The astronomers have been using the Atacama Large Millimetre/submillimetre Array (ALMA) telescope in Chile to study HD 142527, a young star over 450 light years from Earth.

Boffins reckon that gas giants tear a path through the gas and cosmic dust that are left over from the cloud that formed the star. The planets clear a path through their orbits as they circle the star in the centre, leaving inner and outer rings of cosmic debris.

The huge worlds then grow by sucking up extra bits of dust and gas from the outer circle, in streams that appear to bridge the gap between inner and outer rings, streams that have been spotted around HD 142527.

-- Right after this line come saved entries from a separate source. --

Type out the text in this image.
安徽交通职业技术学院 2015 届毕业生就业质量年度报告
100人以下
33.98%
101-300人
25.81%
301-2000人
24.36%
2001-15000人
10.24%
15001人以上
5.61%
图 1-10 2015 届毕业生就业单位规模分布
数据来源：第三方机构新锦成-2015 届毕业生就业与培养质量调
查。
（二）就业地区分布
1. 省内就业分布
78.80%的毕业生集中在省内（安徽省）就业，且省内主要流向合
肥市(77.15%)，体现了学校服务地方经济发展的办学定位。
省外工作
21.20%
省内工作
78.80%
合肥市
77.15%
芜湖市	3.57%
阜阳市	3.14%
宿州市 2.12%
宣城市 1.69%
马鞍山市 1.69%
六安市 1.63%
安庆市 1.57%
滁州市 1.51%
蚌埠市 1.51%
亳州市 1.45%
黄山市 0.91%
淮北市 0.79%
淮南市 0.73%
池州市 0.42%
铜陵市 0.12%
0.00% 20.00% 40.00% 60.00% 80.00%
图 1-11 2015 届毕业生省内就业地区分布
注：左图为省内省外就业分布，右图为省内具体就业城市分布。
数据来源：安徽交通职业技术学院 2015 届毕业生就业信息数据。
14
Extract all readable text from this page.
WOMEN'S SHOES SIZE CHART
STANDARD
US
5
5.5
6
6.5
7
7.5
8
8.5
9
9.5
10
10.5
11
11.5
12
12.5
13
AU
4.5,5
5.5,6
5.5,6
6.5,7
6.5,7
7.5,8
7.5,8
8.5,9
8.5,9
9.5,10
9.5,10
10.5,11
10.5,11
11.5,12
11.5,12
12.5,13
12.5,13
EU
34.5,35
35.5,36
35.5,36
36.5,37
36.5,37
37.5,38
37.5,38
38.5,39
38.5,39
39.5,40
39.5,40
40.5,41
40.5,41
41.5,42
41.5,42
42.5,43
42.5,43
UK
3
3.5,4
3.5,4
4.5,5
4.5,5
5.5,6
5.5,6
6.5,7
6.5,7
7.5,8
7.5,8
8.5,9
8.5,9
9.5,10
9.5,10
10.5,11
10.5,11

“Astronomers have been predicting that these streams must exist, but this is the first time we’ve been able to see them directly,” Simon Casassus of the Universidad de Chile, who led the new study, said.

“Thanks to the new ALMA telescope, we’ve been able to get direct observations to illuminate current theories of how planets are formed!”

ALMA makes different observations possible because it views at submillimetre wavelengths, which are impervious to glare from the star picked up in infrared or visible light views. Around HD 142527, the astroboffins have seen two denser streams with ALMA.

“We think that there is a giant planet hidden within, and causing, each of these streams," said Sebastián Pérez, also at Universidad de Chile.

"The planets grow by capturing some of the gas from the outer disc, but they are really messy eaters: the rest of it overshoots and feeds into the inner disc around the star."

While the planets suck up most of what they pull in from the outer gas circle, some of it ends up in the inner circle, where it then feeds the growth of the star.